Ineccepibile dal punto di vista istituzionale il videomessaggio di Silvio Berlusconi. Ha scelto la saggezza smentendo le previsioni dei falchi che pronosticavano un discorso con il sangue agli occhi. Ha fatto appello ai bisogni degli italiani.
Ha parlato dell'economia che va male, del fisco che opprime ma ha evitato di addossare responsabilità specifiche al governo. In fondo questa maggioranza è figlia della linea politica che il Cavaliere ha adottato già all'indomani del risultato elettorale. Ha piegato un recalcitrante Pd e dunque non poteva, per una avversa circostanza, cambiare parere. Certo ha lanciato accuse gravissime alla magistratura. Ha parlato delle «toghe rosse», si è dichiarato vittima di una persecuzione che punta ad eliminarlo per via giudiziaria visto che alla sinistra è impossibile farlo attraverso le urne. Ma tutto questo non è una novità. I problemi della giustizia italiana, Berlusconi o non Berlusconi, sono sotto gli occhi di tutti. Basta entrare in un Palazzo di Giustizia per accorgersene. Non a caso veniamo perennemente bacchettati dall'Unione europea per il cattivo funzionamento del processo penale. Di quello civile è meglio non parlare: la lunghezza dei procedimenti, è noto, rappresenta una delle cause che blocca gli investimenti esteri in Italia.
Quello che conta è il dato politico emerso dal discorso del Cavaliere. Ha separato i suoi destini personali da quelli del governo. Fra un mese decadrà dalla carica di senatore, indipendentemente dal voto della giunta per le elezioni e poi dell'aula. Lascerà comunque Palazzo Madama per scegliere fra gli arresti domiciliari e l'affidamento ai servizi sociali.
Mostrando questo alto senso di responsabilità, il Cavaliere rende un gran servizio al Paese. La scelta di Berlusconi realizza un buon equilibrio tra gli interessi del paese e i suoi interessi politici. Se avesse fatto cadere il governo, avrebbe avuto la responsabilità di una crisi, non avrebbe avuto le elezioni e si sarebbe trovato un governo a lui avverso.

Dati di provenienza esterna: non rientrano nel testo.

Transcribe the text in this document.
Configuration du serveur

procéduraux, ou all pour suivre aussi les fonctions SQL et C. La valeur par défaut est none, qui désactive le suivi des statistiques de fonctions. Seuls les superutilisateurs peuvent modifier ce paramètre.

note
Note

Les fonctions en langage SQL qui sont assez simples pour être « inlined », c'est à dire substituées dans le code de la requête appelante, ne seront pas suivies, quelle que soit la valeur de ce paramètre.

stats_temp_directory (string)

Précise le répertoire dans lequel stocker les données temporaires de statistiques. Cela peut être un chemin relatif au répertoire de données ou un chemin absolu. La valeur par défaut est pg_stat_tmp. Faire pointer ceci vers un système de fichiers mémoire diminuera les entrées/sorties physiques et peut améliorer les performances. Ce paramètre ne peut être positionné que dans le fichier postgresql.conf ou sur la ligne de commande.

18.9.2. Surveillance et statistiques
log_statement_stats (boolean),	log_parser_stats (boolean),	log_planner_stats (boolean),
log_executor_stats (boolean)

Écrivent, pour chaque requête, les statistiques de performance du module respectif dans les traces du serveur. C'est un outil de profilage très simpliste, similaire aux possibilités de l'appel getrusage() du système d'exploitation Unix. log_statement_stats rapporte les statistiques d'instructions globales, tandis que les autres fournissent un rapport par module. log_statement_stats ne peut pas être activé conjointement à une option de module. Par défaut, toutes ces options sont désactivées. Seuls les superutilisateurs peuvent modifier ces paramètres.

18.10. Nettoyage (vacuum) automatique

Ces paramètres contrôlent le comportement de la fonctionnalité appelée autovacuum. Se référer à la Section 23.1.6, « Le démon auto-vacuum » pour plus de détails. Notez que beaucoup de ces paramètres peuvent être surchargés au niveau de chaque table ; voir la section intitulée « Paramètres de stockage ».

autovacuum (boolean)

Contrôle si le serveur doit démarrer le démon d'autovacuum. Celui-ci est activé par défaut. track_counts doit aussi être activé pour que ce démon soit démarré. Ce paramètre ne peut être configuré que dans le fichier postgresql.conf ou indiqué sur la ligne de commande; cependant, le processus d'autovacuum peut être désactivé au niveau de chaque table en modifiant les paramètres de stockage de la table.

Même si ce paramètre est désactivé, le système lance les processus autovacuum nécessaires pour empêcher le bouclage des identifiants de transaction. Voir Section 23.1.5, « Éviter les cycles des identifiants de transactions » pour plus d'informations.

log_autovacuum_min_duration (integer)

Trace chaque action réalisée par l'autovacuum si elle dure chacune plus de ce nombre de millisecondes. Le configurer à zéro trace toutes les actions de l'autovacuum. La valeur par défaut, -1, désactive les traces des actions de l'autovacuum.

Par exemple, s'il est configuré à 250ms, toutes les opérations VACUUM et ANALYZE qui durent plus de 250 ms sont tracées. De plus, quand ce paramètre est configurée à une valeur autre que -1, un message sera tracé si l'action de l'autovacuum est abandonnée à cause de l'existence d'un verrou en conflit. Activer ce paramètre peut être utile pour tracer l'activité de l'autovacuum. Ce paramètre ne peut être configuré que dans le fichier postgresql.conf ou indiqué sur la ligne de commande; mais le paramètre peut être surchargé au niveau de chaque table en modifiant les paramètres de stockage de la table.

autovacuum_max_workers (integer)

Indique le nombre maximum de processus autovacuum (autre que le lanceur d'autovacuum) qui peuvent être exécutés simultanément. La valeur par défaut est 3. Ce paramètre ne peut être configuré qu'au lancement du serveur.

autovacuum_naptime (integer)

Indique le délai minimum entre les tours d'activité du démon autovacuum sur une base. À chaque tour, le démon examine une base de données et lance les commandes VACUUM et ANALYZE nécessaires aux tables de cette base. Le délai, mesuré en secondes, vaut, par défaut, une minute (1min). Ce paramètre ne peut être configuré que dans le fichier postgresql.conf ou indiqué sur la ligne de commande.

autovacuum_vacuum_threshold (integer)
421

Del resto, è un leader troppo accorto per non capire che avventate intemperanze avrebbero messo a serio rischio i segnali positivi che si vedono all'orizzonte dell'economia. E con un'economia che va male non si ottengono voti. Adesso, il governo continua e la politica continua. Certo non mancheranno momenti d'attrito. L'aumento dell'aliquota Iva arriva nel momento meno opportuno: sia dal punto di vista politico perché riaccende le spinte anti-europee, sia commerciali per le proteste di tutte le categorie produttive. In ogni caso Berlusconi ha mantenuto il suo ruolo istituzionale. Ha fatto un passo fuori dalle aule parlamentari e uno avanti dal punto vista politico, avendo lanciato per la seconda volta il marchio Forza Italia. Saranno poi gli elettori a giudicare la bontà della nuova offerta politica: sarà migliore o peggiore della precedente edizione? Si vedrà.
Ora conta dell'altro. Perché il discorso del Cavaliere rilancia la palla sul campo dei partner della coalizione. La maggioranza è inquieta ma per il momento il Pdl non ha nessuna intenzione di mettere la dinamite. E il Pd? È noto che il partito è attraversato da profonde lacerazioni. È anche noto che Renzi e i suoi seguaci scalpitano. Sanno che il tempo lavora contro di loro. Erano la novità assoluta l'anno scorso quando issavano le bandiere del rottamatore. Sono ancora spendibili oggi come elemento di rottura degli antichi equilibri. E domani? Come diceva Andreotti «Il potere logora chi non ce l'ha». Una definizione che sembra scritta su misura per il sindaco di Firenze. Il Cavaliere ha mostrato grande senso di responsabilità garantendo la continuità del governo. Dobbiamo sperare che la lezione valga anche per gli altri.